Die übliche Aufstiegspyramide für Bildende Künstlerinnen und Künstler greift daher bei Künstlern, die mit neuen Medien arbeiten nicht. Ihre Arbeiten sind auf Museen ausgerichtet, sofern überhaupt ein materielles Produkt entsteht. Wer die Ankaufetats der Museen kennt und weiß, wie schwer es ist, junge Kunst dort zu verkaufen, vermag einzuschätzen, wie schwer es für diese Künstler wird, ihren Lebensunterhalt zu verdienen. Aus dem Verkauf ihrer Kunst wird es kaum gelingen.
Doch auch Galerien stehen vor der Frage, wie sie mit einer neuen fast unverkäuflichen Kunstrichtung umgehen. Wird sie ausgeblendet, weil sie nicht verkäuflich ist? Wird sich der Beruf des Galeristen, der Medienkünstler vertritt, verändern? Werden Galerien neue Aufgaben übernehmen müssen?
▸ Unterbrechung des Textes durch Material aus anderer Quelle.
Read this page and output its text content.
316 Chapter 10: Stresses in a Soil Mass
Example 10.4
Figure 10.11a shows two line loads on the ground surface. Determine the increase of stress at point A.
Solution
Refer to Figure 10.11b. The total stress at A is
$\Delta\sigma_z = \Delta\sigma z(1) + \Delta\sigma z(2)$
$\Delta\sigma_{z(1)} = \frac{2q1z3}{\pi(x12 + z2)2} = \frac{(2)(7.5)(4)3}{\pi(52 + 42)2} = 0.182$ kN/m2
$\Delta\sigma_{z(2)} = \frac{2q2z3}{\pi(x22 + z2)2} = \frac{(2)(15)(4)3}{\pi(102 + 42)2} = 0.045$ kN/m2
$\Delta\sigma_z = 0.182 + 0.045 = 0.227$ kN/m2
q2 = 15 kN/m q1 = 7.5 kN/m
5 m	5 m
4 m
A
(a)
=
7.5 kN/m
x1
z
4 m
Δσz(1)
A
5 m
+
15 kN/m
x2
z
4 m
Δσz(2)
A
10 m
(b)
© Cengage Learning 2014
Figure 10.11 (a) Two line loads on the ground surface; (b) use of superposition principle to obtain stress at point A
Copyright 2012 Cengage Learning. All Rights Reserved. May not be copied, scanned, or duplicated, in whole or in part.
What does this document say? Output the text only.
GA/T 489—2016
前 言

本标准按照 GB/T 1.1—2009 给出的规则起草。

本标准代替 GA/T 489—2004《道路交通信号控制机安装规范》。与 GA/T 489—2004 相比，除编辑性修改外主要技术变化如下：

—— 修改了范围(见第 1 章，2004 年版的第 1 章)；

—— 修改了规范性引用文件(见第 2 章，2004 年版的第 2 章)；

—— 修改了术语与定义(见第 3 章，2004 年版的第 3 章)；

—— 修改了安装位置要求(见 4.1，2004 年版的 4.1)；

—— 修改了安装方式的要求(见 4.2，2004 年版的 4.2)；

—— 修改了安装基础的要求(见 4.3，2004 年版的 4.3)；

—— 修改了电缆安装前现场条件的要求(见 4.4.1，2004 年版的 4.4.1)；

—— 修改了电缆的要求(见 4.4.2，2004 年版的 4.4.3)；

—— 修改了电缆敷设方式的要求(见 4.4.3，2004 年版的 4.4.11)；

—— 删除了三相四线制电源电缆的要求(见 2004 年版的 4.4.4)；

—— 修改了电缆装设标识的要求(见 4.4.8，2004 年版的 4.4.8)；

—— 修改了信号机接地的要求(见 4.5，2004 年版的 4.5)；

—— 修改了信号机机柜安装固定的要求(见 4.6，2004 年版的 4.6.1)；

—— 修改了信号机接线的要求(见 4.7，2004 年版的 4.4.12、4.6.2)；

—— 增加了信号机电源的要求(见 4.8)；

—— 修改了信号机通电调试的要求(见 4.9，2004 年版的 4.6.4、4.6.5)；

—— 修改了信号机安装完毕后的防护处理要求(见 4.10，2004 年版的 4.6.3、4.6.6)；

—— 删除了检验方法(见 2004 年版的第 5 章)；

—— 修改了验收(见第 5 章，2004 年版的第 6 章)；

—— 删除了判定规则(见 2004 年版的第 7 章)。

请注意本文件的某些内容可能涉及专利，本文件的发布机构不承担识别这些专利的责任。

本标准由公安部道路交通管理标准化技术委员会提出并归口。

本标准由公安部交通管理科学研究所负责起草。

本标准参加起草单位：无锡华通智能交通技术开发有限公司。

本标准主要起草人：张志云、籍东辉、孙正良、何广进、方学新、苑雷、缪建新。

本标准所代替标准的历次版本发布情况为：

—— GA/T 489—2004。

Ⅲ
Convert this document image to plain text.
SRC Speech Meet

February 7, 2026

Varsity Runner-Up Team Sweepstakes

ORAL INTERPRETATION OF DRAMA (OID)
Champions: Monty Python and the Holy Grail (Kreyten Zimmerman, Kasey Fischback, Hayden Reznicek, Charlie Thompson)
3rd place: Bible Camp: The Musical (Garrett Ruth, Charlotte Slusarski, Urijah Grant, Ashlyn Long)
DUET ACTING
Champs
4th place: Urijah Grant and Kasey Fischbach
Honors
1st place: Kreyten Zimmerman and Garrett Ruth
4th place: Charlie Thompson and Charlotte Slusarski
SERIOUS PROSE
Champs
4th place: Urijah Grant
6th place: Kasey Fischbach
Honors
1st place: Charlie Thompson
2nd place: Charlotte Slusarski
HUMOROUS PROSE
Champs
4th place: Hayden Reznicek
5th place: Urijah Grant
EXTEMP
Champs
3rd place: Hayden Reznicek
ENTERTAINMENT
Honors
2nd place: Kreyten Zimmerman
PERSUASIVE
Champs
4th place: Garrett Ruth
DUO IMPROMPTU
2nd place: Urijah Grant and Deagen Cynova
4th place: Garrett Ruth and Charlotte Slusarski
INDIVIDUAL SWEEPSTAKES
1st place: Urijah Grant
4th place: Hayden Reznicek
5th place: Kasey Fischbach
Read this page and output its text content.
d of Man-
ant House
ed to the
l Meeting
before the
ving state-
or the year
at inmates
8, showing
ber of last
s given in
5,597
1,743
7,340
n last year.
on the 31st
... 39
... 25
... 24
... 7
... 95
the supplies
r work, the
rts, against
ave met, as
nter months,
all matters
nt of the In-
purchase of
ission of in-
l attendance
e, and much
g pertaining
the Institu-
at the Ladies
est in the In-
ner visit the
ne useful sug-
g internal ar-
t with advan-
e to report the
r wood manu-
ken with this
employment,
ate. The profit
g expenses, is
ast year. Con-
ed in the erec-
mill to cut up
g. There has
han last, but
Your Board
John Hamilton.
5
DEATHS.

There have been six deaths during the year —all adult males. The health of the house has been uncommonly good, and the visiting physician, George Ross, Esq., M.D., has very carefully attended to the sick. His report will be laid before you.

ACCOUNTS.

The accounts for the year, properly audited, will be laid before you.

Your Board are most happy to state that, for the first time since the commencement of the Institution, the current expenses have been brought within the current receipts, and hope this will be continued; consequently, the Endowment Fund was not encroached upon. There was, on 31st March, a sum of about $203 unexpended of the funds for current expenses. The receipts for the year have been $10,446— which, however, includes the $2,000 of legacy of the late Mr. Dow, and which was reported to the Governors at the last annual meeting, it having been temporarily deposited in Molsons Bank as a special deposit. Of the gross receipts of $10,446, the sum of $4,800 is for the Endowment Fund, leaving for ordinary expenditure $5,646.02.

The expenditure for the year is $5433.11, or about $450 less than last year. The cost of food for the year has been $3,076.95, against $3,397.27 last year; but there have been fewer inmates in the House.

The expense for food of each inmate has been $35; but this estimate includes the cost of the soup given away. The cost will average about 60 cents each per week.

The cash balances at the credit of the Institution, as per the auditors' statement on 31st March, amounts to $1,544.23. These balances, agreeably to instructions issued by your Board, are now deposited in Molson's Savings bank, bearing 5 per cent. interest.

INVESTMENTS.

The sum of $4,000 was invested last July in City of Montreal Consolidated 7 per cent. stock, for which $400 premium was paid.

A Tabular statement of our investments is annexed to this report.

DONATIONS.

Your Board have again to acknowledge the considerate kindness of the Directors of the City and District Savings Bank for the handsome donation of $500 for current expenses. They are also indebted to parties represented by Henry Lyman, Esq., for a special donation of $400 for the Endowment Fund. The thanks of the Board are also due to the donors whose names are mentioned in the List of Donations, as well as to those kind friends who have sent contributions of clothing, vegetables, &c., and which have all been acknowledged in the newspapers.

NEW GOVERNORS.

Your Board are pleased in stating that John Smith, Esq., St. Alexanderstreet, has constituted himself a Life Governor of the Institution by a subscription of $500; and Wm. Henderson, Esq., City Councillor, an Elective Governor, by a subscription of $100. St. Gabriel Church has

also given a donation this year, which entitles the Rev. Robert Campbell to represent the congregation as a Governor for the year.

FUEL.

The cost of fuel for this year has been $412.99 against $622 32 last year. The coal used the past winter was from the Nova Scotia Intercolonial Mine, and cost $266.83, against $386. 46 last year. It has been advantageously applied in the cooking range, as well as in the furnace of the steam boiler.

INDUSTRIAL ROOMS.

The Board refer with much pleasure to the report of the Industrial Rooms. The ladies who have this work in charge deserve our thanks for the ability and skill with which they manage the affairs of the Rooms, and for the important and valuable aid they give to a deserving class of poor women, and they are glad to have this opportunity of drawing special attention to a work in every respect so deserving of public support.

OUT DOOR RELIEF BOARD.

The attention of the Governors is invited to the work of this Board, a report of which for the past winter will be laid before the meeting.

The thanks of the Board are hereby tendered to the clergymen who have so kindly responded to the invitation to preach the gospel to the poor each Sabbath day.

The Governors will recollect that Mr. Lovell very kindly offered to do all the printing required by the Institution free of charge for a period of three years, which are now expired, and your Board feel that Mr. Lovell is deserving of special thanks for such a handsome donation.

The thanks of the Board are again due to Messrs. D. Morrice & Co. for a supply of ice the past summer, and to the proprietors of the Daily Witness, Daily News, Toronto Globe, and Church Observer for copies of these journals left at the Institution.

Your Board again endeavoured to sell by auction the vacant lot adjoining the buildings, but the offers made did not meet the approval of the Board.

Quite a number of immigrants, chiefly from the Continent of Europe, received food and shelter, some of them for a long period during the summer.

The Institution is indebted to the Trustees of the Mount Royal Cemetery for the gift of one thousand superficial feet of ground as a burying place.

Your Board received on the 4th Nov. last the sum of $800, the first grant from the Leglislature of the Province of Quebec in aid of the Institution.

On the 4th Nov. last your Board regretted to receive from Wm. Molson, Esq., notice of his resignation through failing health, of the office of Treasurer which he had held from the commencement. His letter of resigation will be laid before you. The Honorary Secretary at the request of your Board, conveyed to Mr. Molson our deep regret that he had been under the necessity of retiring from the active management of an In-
Über diese Entwicklung hinausgehend wird der Kunsthandel immer internationaler. Die Galerien müssen mit anderen zumindest auf dem europäischen, wenn nicht weltweiten Markt konkurrieren. Das Internet beschleunigt diese Entwicklung noch. Wenn auch Präsentationen im Internet bislang nicht vergleichbaren sinnlichen Eindrücke wie Ausstellungen vermitteln können, ermöglicht das Internet Galerien ihr Angebot weltweit darzustellen. Das Internet kann also als Werbestrategie genutzt werden.
Eine zukünftige und zukunftsfähige Kulturpolitik muss meines Erachtens von der Vorstellung, Kulturpolitik ist allein die Förderung von Kultureinrichtungen, Abstand nehmen. Zwar wird Kulturpolitik immer auch Förderungspolitik bleiben müssen. Dank der staatlichen Kulturförderung verfügt Deutschland über eine einmalige Infrastruktur an Kultureinrichtungen. Es steht meines Erachtens außer Frage, dass der Staat als Kulturstaat auch in der Zukunft die Verpflichtung hat, Einrichtungen wie Museen, Theater oder Bibliotheken zu finanzieren.
Es muss aber ebenso radikal auf den Prüfstand gestellt werden, ob die vorhandenen Formen der Kulturfinanzierung tauglich sind oder ob andere Instrumentarien entwickelt werden müssen, die betriebswirtschaftliches Handeln und die Einwerbung von privaten Mitteln möglich machen.
Kulturpolitik muss aber zugleich wesentlich stärker als bisher darauf achten, dass die Rahmenbedingungen im Arbeits- und Sozialrecht, im Urheberrecht, im Steuerrecht und im Wettbewerbsrecht stimmen.
Der Kulturwirtschaft muss ein erheblich größerer Stellenwert eingeräumt werden. Kulturpolitik der Zukunft muss die Märkte stärker in den Blick nehmen. Und sie muss für einen vernünftigen Ausgleich der Rahmenbedingungen für die Künstler und die Verwerter Sorge tragen. Beide, Künstler und Verwerter, sind existenziell aufeinander angewiesen und beide brauchen vernünftige Rahmenbedingungen, um auf dem Markt Chancen zu haben.
Zukunftsfähige Kulturpolitik muss zugleich dafür Sorge tragen, dass die Unternehmen den europäischen und internationalen Wettbewerb standhalten können. Der Kulturwirtschaftsmarkt Deutschland ist keine Insel. Die Rahmenbedingungen müssen daher so sein, dass die kultur- und medienwirtschaftlichen Unternehmen international konkurrenzfähig sind.
Kulturpolitik muss die Entwicklung der Informationsgesellschaft aufnehmen und Anforderungen für gesetzliche Rahmenbedingungen formulieren.